All students and faculty at Creighton have won the European lottery and are about to receive $1 million right after they send in their $100 transportation fee. That or there was a huge phishing scam at Creighton.
Over the weekend, two faculty and staff members had their account e-mails and passwords stolen by a phishing scam.
“Phishing is an e-mail that is sent to look like an authentic request, but it comes from an illegitimate source that is typically trying to scam personal information out of you,” Bryan McLaughlin, information security officer said. “They say, give us your e-mail/password, and they turn around and send a significant amount of spam.”
Creighton has been a victim of phishing for a long time, but it has only recently become a victim of the trend of “spear-phishing,” which is when the scammer sends out e-mails specifically targeted to one audience, in this case, Creighton University.
“Whoever is doing it must be checking our Web site to make this thing,” McLaughlin said.
“The previous letter said Creighton at least three times. A lot of these messages look authentic, so I can understand why people fall for them. I think what you should do is just look at the return address. These ones have been coming from Korea.”

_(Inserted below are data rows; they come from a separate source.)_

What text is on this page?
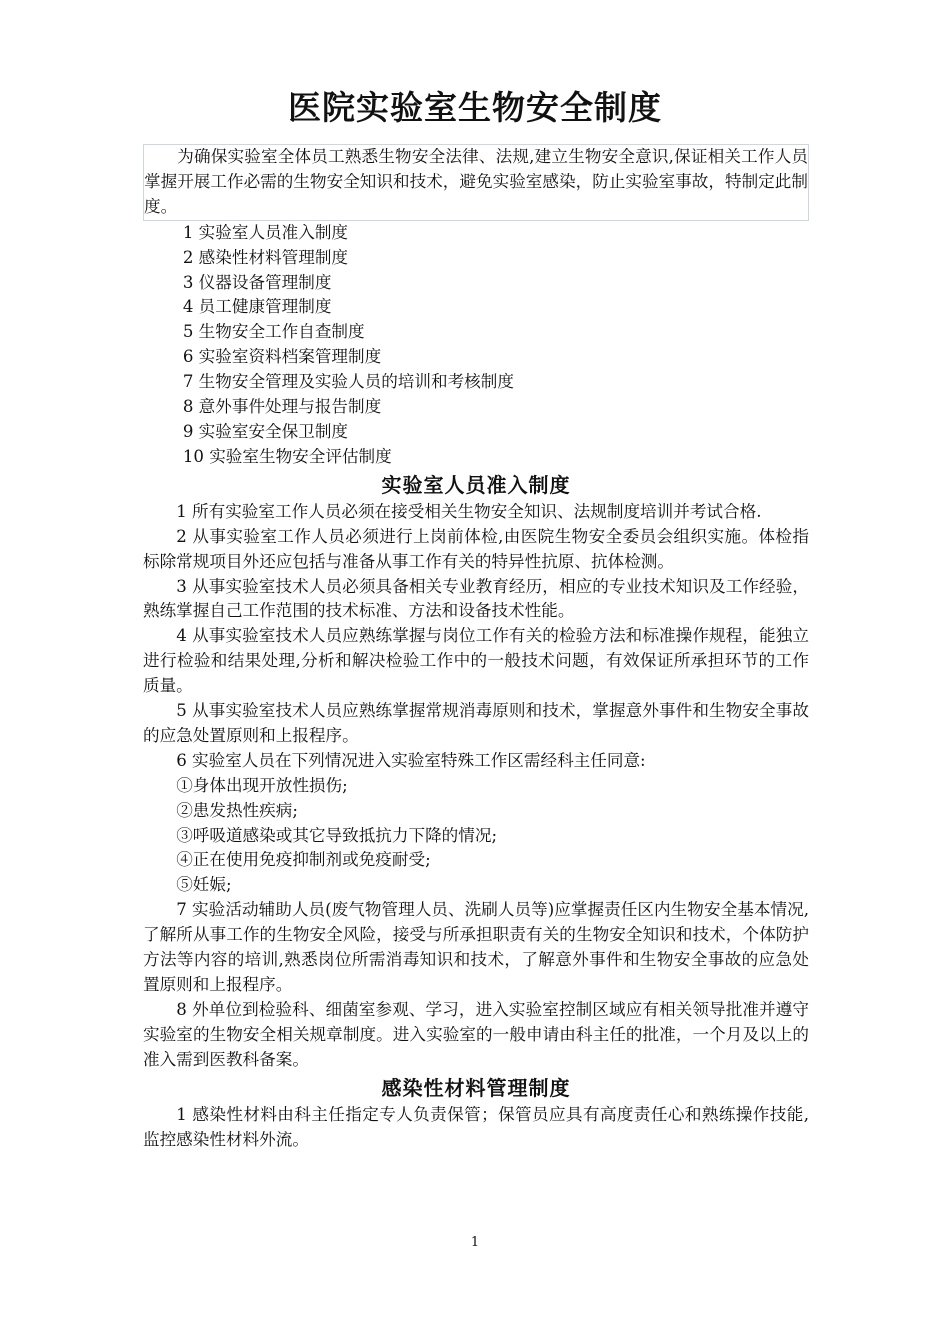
医院实验室生物安全制度

为确保实验室全体员工熟悉生物安全法律、法规,建立生物安全意识,保证相关工作人员掌握开展工作必需的生物安全知识和技术，避免实验室感染，防止实验室事故，特制定此制度。

1 实验室人员准入制度

2 感染性材料管理制度

3 仪器设备管理制度

4 员工健康管理制度

5 生物安全工作自查制度

6 实验室资料档案管理制度

7 生物安全管理及实验人员的培训和考核制度

8 意外事件处理与报告制度

9 实验室安全保卫制度

10 实验室生物安全评估制度

实验室人员准入制度

1 所有实验室工作人员必须在接受相关生物安全知识、法规制度培训并考试合格.

2 从事实验室工作人员必须进行上岗前体检,由医院生物安全委员会组织实施。体检指标除常规项目外还应包括与准备从事工作有关的特异性抗原、抗体检测。

3 从事实验室技术人员必须具备相关专业教育经历，相应的专业技术知识及工作经验，熟练掌握自己工作范围的技术标准、方法和设备技术性能。

4 从事实验室技术人员应熟练掌握与岗位工作有关的检验方法和标准操作规程，能独立进行检验和结果处理,分析和解决检验工作中的一般技术问题，有效保证所承担环节的工作质量。

5 从事实验室技术人员应熟练掌握常规消毒原则和技术，掌握意外事件和生物安全事故的应急处置原则和上报程序。

6 实验室人员在下列情况进入实验室特殊工作区需经科主任同意:

①身体出现开放性损伤;

②患发热性疾病;

③呼吸道感染或其它导致抵抗力下降的情况;

④正在使用免疫抑制剂或免疫耐受;

⑤妊娠;

7 实验活动辅助人员(废气物管理人员、洗刷人员等)应掌握责任区内生物安全基本情况,了解所从事工作的生物安全风险，接受与所承担职责有关的生物安全知识和技术，个体防护方法等内容的培训,熟悉岗位所需消毒知识和技术，了解意外事件和生物安全事故的应急处置原则和上报程序。

8 外单位到检验科、细菌室参观、学习，进入实验室控制区域应有相关领导批准并遵守实验室的生物安全相关规章制度。进入实验室的一般申请由科主任的批准，一个月及以上的准入需到医教科备案。

感染性材料管理制度

1 感染性材料由科主任指定专人负责保管；保管员应具有高度责任心和熟练操作技能,监控感染性材料外流。

1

This last weekend, the phishers sent out 500,000 fake e-mails which promised millions of euros after he or she sends $100 to the address, according to McLaughlin. Phishing takes time for the staff of DoIT to clean up the mess.
“It probably takes, on average, 12 staff hours to resolve or clean it up,” he said. “In addition to that, mail slows way down. Monday it may have taken several hours for mail; outside the university it may have taken four hours. It just gets choked up, not so much by outgoing messages but by incoming messages from the spammers.”
The influx of spam coming from Creighton e-mails also causes companies like Yahoo! and Google to block them from e-mailing their accounts. According to McLaughlin, this inconveniences everybody from students trying to e-mail friends or admissions trying to contact prospective students.
“Overall, there is really only one thing you need to know to avoid this,” McLaughlin said. “Creighton will never, under any circumstances, ask for your password.”